There are several advantages to using the MIMIC Database to develop algorithms for wearable data analysis:

  • The dataset is large: it contains signals from 10,000s of patients mostly lasting hours or days.

  • The dataset is publicly available, facilitating open research in both academic and commercial settings.

  • The dataset contains a wide range of physiological signals from which reference physiological parameters can be derived. For instance, the dataset includes blood pressure and respiratory signals from which reference blood pressure and respiratory parameters can be derived. These can be used as reference values with which to assess the performance of PPG and ECG signal processing algorithms. See the impedance signal in Fig. 22 for an example of a reference signal alongside ECG and PPG signals.

However, the data are acquired from critically-ill patients in hospital using bedside monitors, meaning they may not be representative of real-world wearable data:

  • The physiology of critically-ill patients may differ from that of healthy subjects

  • The signals are not necessarily measured in the same way as with wearable sensors. For instance, the PPG signal is mostly measured using infrared light at the finger, rather than the other colours and measurement sites used by wearables. ECG signals are measured using chest electrodes rather than at the wrist.

  • The artifact contained within the signals is not necessarily representative of that which would be encountered in wearable data. For instance, critically-ill patients are often bed-bound and do not undertake many of the activities of daily living which healthy subjects perform.
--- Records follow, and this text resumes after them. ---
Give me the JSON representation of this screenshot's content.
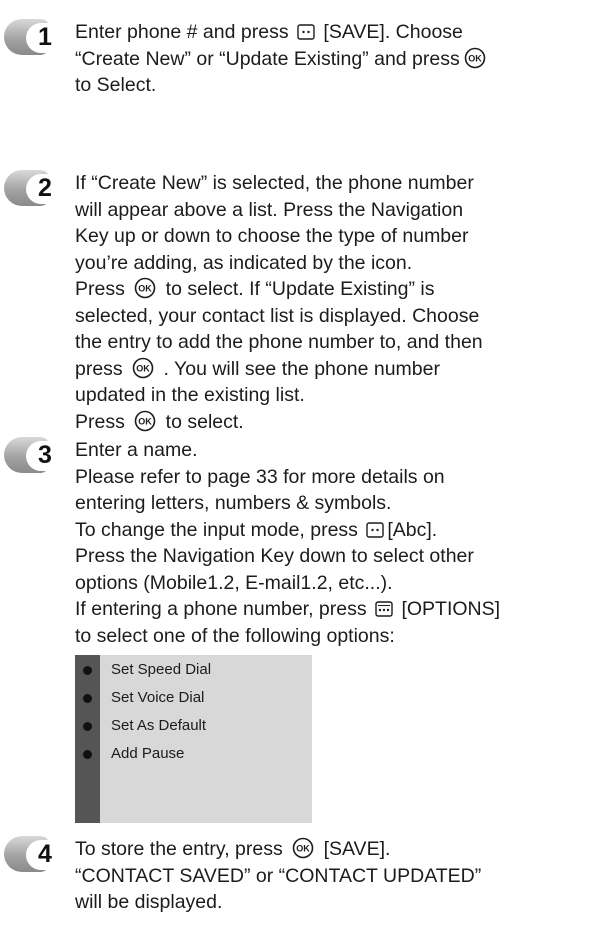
{
  "steps": [
    {
      "number": "1",
      "lines": [
        [
          {
            "t": "Enter phone # and press "
          },
          {
            "icon": "soft-key"
          },
          {
            "t": " [SAVE]. Choose"
          }
        ],
        [
          {
            "t": "“Create New” or “Update Existing” and press"
          },
          {
            "icon": "ok-key"
          }
        ],
        [
          {
            "t": "to Select."
          }
        ]
      ]
    },
    {
      "number": "2",
      "lines": [
        [
          {
            "t": "If “Create New” is selected, the phone number"
          }
        ],
        [
          {
            "t": "will appear above a list. Press the Navigation"
          }
        ],
        [
          {
            "t": "Key up or down to choose the type of number"
          }
        ],
        [
          {
            "t": "you’re adding, as indicated by the icon."
          }
        ],
        [
          {
            "t": "Press "
          },
          {
            "icon": "ok-key"
          },
          {
            "t": " to select. If “Update Existing” is"
          }
        ],
        [
          {
            "t": "selected, your contact list is displayed. Choose"
          }
        ],
        [
          {
            "t": "the entry to add the phone number to, and then"
          }
        ],
        [
          {
            "t": "press "
          },
          {
            "icon": "ok-key"
          },
          {
            "t": " . You will see the phone number"
          }
        ],
        [
          {
            "t": "updated in the existing list."
          }
        ],
        [
          {
            "t": "Press "
          },
          {
            "icon": "ok-key"
          },
          {
            "t": " to select."
          }
        ]
      ]
    },
    {
      "number": "3",
      "lines": [
        [
          {
            "t": "Enter a name."
          }
        ],
        [
          {
            "t": "Please refer to page 33 for more details on"
          }
        ],
        [
          {
            "t": "entering letters, numbers & symbols."
          }
        ],
        [
          {
            "t": "To change the input mode, press "
          },
          {
            "icon": "soft-key"
          },
          {
            "t": "[Abc]."
          }
        ],
        [
          {
            "t": "Press the Navigation Key down to select other"
          }
        ],
        [
          {
            "t": "options (Mobile1.2, E-mail1.2, etc...)."
          }
        ],
        [
          {
            "t": "If entering a phone number, press "
          },
          {
            "icon": "options-key"
          },
          {
            "t": " [OPTIONS]"
          }
        ],
        [
          {
            "t": "to select one of the following options:"
          }
        ]
      ]
    },
    {
      "number": "4",
      "lines": [
        [
          {
            "t": "To store the entry, press "
          },
          {
            "icon": "ok-key"
          },
          {
            "t": " [SAVE]."
          }
        ],
        [
          {
            "t": "“CONTACT SAVED” or “CONTACT UPDATED”"
          }
        ],
        [
          {
            "t": "will be displayed."
          }
        ]
      ]
    }
  ],
  "options": [
    "Set Speed Dial",
    "Set Voice Dial",
    "Set As Default",
    "Add Pause"
  ],
  "icon_glyphs": {
    "ok-key": "OK"
  },
  "colors": {
    "text": "#1c1c1c",
    "badge": "#a3a3a3",
    "options_bg": "#d8d8d8",
    "options_rail": "#555555"
  }
}
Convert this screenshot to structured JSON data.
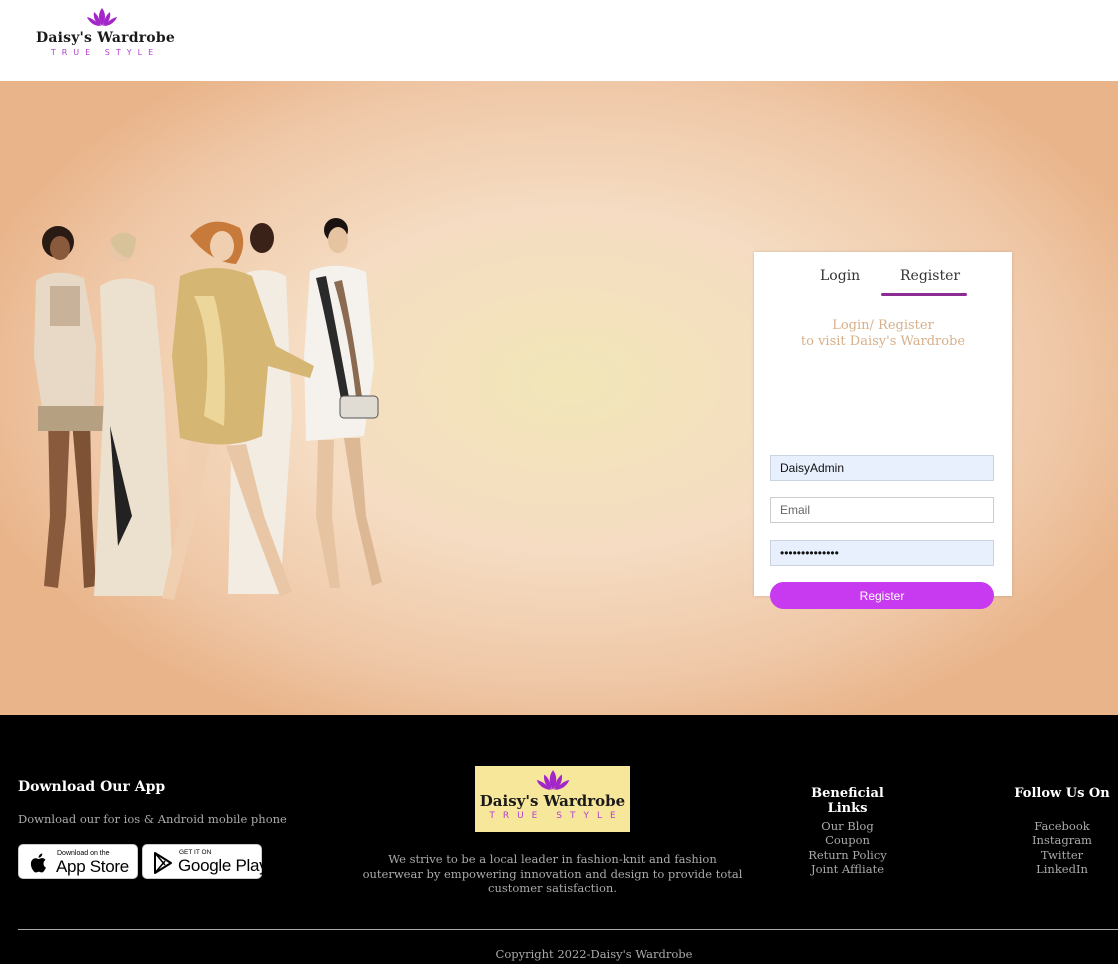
{
  "header": {
    "brand": "Daisy's Wardrobe",
    "tagline": "TRUE STYLE",
    "logo_icon": "lotus-icon"
  },
  "colors": {
    "accent": "#c83af0",
    "tab_underline": "#8b2c93",
    "subtitle": "#d7b08b",
    "footer_bg": "#000000",
    "footer_logo_bg": "#f7e79a"
  },
  "auth": {
    "tab_login": "Login",
    "tab_register": "Register",
    "active_tab": "Register",
    "subtitle_line1": "Login/ Register",
    "subtitle_line2": "to visit Daisy's Wardrobe",
    "username_value": "DaisyAdmin",
    "email_placeholder": "Email",
    "password_value": "••••••••••••••",
    "register_button": "Register"
  },
  "footer": {
    "app_title": "Download Our App",
    "app_text": "Download our for ios & Android mobile phone",
    "appstore_small": "Download on the",
    "appstore_big": "App Store",
    "gplay_small": "GET IT ON",
    "gplay_big": "Google Play",
    "logo_brand": "Daisy's Wardrobe",
    "logo_tagline": "TRUE STYLE",
    "mission": "We strive to be a local leader in fashion-knit and fashion outerwear by empowering innovation and design to provide total customer satisfaction.",
    "links_title": "Beneficial Links",
    "links": [
      "Our Blog",
      "Coupon",
      "Return Policy",
      "Joint Affliate"
    ],
    "social_title": "Follow Us On",
    "social": [
      "Facebook",
      "Instagram",
      "Twitter",
      "LinkedIn"
    ],
    "copyright": "Copyright 2022-Daisy's Wardrobe"
  }
}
Pulse Transit Time PPG Dataset

The Pulse Transit Time PPG Dataset is a publicly accessible dataset containing ECG, PPG, accelerometry, and other signals. Signals were acquired from 22 healthy subjects during a few activities (sitting, walking, and running). It also contains some reference physiological parameters such as blood pressure. This dataset is particularly helpful because the signals are broadly representative of those acquired by wearable devices. For instance, the PPG signals include red, infrared, and green wavelength signals, and the dataset includes accelerometry signals.